Friday, October 20, 2006

Oct 20 7 pm - Animated films at National Archives

Tonight at 7 pm at the National Archives at 7th and Constitution, NW, films from Selling Democracy - Films of the Marshall Plan, 1948-1953 will be shown for free. Two are cartoons:

Shoemaker and the Hatter, The* A prize-winning cartoon made by the same husband and wife team that later turned Orwell’s Animal Farm into a classic of animated storytelling. Two neighbors, a shoemaker and a hatter, argue about how best to recover their livelihoods after the war. The hatter believes in producing few hats at a high profit per hat, protected by tariff. The shoemaker sees the need for lots of shoes. He wants to lower their cost through mass production and make his profit through export and free trade.

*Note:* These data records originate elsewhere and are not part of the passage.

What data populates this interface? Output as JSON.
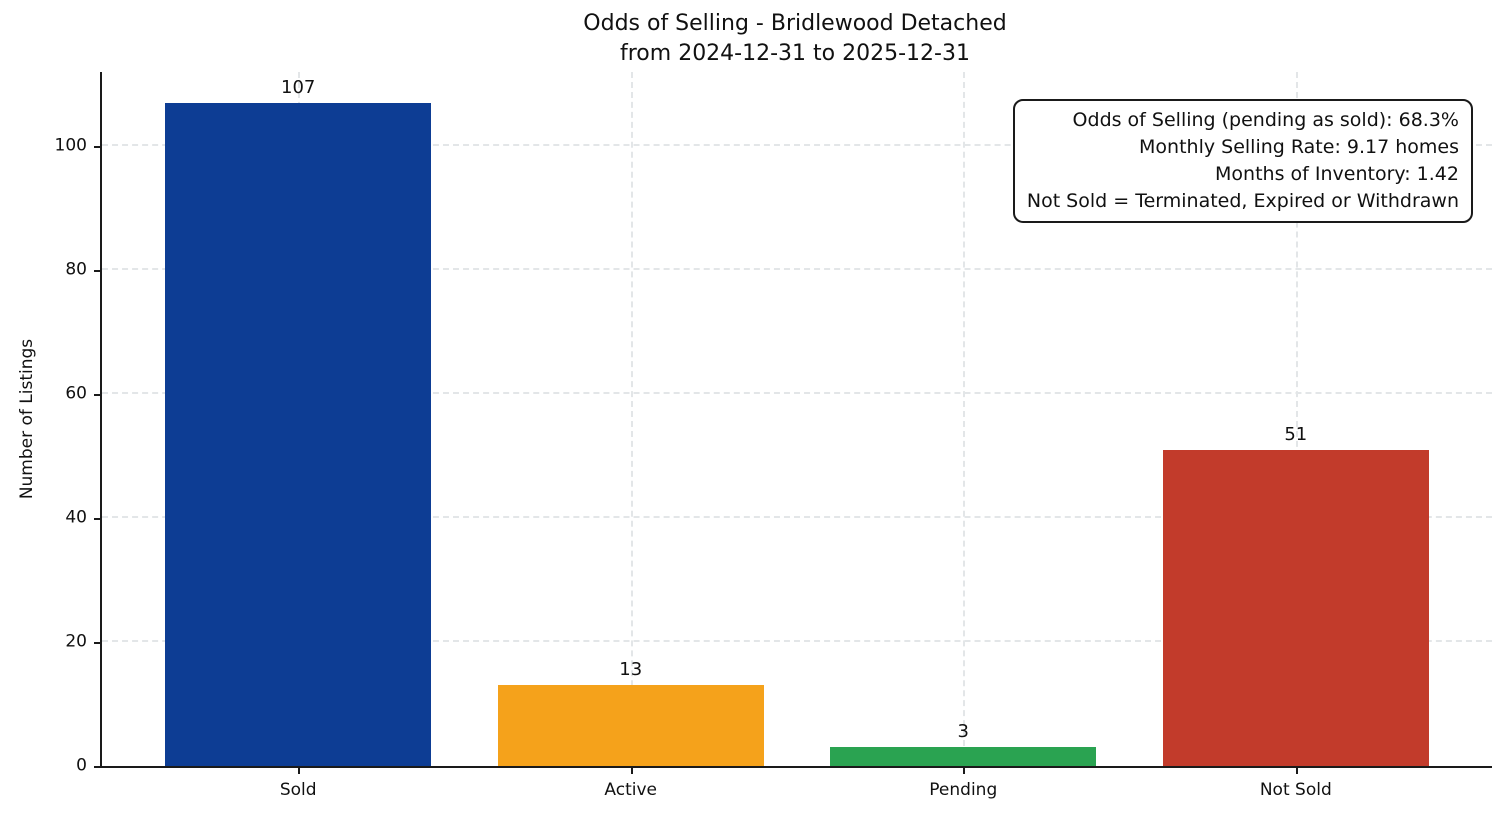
{
  "title": "Odds of Selling - Bridlewood Detached",
  "subtitle": "from 2024-12-31 to 2025-12-31",
  "annotation": {
    "lines": [
      "Odds of Selling (pending as sold): 68.3%",
      "Monthly Selling Rate: 9.17 homes",
      "Months of Inventory: 1.42",
      "Not Sold = Terminated, Expired or Withdrawn"
    ]
  },
  "chart_data": {
    "type": "bar",
    "title": "Odds of Selling - Bridlewood Detached\nfrom 2024-12-31 to 2025-12-31",
    "categories": [
      "Sold",
      "Active",
      "Pending",
      "Not Sold"
    ],
    "values": [
      107,
      13,
      3,
      51
    ],
    "bar_colors": [
      "#0d3d94",
      "#f5a21b",
      "#2aa351",
      "#c23b2b"
    ],
    "xlabel": "",
    "ylabel": "Number of Listings",
    "ylim": [
      0,
      112
    ],
    "yticks": [
      0,
      20,
      40,
      60,
      80,
      100
    ],
    "grid": true,
    "grid_style": "dashed",
    "bar_width_fraction": 0.8,
    "legend": null,
    "stats_box": {
      "odds_of_selling_pct": 68.3,
      "monthly_selling_rate_homes": 9.17,
      "months_of_inventory": 1.42,
      "not_sold_definition": "Terminated, Expired or Withdrawn"
    }
  }
}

After many adventures, the shoemaker eventually proves that free trade can bring prosperity to them both. Since the free trade vs. protectionism argument is still in today’s headlines, the film is as fresh as ever. One of the most popular Marshall Plan films, it was shown in eleven language versions in movie houses throughout Western Europe. Produced by John Halas and Joy Batchelor Ltd, London, for ECA, supervised by Philip Stapp. 16 min, 1950.

Without Fear. This British-made animated film addresses Europe’s condition five years after the war, and speculates about the continent’s future. Hemsing stated that anyone seeking insights into the Europeans’ hopes, fears and emotions during the period of the Cold War would find this flawed, but powerful, film revealing. Even as the world grows smaller, Europe remains split. West Europeans can either heed the siren song from the East — unity but without liberty — or work for a more prosperous, more just society. The preachy narration is matched by the strong images—a tide of Technicolor red engulfing all of Europe. Students of propaganda technique will be well rewarded. Director Peter Sachs, script Allan Mackinnon, production supervision Philip Stapp, W. M. Larkins Studio, with Producers Guild, London, for ECA. Color, 15 min, 1951.